The study analyzed 13,427 projects backed by China in more than 165 countries over 18 years. The projects’ total value amounts to $843 billion.
AidData found that 35 percent of BRI’s projects dealt with implementation problems, “such as corruption scandals, labor violations, environmental hazards, and public protests.”
Global Expansion
The BRI—which serves as a tool for the Chinese Communist Party’s (CCP) global expansion—finances enormous loans to developing nations for building infrastructure.The ostentatious projects have been described as being a part of so-called debt-trap diplomacy since the often unpayable loans will force the nations to repay China with goods or land.
Chinese state-owned banks provide the countries with loans they can barely afford. The loans are then used to pay Chinese companies in order to build infrastructure, including the development of roads, ports, power plants, mines, telecommunications, or banking institutions.
According to AidData’s report, 42 low- and middle-income countries have public debt exposure to China that exceeds 10 percent of its gross domestic product (GDP).

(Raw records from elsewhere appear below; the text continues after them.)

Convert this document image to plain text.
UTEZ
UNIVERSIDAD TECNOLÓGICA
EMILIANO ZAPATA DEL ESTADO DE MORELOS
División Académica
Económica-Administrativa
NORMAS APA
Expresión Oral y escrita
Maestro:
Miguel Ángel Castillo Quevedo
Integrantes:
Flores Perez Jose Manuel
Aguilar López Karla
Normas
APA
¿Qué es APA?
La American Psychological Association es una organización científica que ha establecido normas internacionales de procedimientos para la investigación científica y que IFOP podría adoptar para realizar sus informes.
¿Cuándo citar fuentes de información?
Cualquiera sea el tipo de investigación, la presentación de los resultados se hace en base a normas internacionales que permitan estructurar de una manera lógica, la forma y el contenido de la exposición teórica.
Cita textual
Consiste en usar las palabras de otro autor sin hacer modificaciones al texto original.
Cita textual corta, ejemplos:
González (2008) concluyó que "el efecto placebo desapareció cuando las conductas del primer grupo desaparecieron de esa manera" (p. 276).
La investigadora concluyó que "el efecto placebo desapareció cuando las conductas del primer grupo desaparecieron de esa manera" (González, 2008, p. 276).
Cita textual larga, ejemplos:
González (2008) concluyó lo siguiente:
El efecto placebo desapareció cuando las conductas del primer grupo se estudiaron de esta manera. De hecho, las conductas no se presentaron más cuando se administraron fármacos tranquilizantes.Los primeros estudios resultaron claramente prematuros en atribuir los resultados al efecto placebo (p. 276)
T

“China has used debt rather than aid to establish a dominant position in the international development finance market,” the report said.
The report said that researchers estimated that a government of an average low-to-middle-income country participating in the BRI are underreporting its actual and potential repayment obligations to China by an amount that is equivalent to 5.8 percent of its GDP. “Collectively, these underreported debts are worth approximately $385 billion,” the report said.
Franklin further said that Beijing’s goals with BRI are not only economic but also strategic and political. Its “projects seem not designed so much to win new friends as to win new dependents, especially in areas either neglected by the West or in the Western sphere of influence.”
AidData’s study also evaluated that since 2013, there were many suspensions and cancellations in BRI participant countries. Malaysia canceled $11.58 billion in projects, Kazakhstan nearly $1.5 billion, and Bolivia over $1 billion. It further states in some countries “there’s clear evidence of ‘buyer’s remorse’.”
The report also mentions that China’s annual international development finance commitments are double that of the United States’ and other major countries.
Meanwhile, in June, the United States announced a new G7 initiative Build Back Better World (B3W), whose objective is to supply developing countries with financial support to build infrastructure.
“B3W is going to increase choice in the infrastructure financing market, which could lead to some high-profile BRI defections,” Parks said.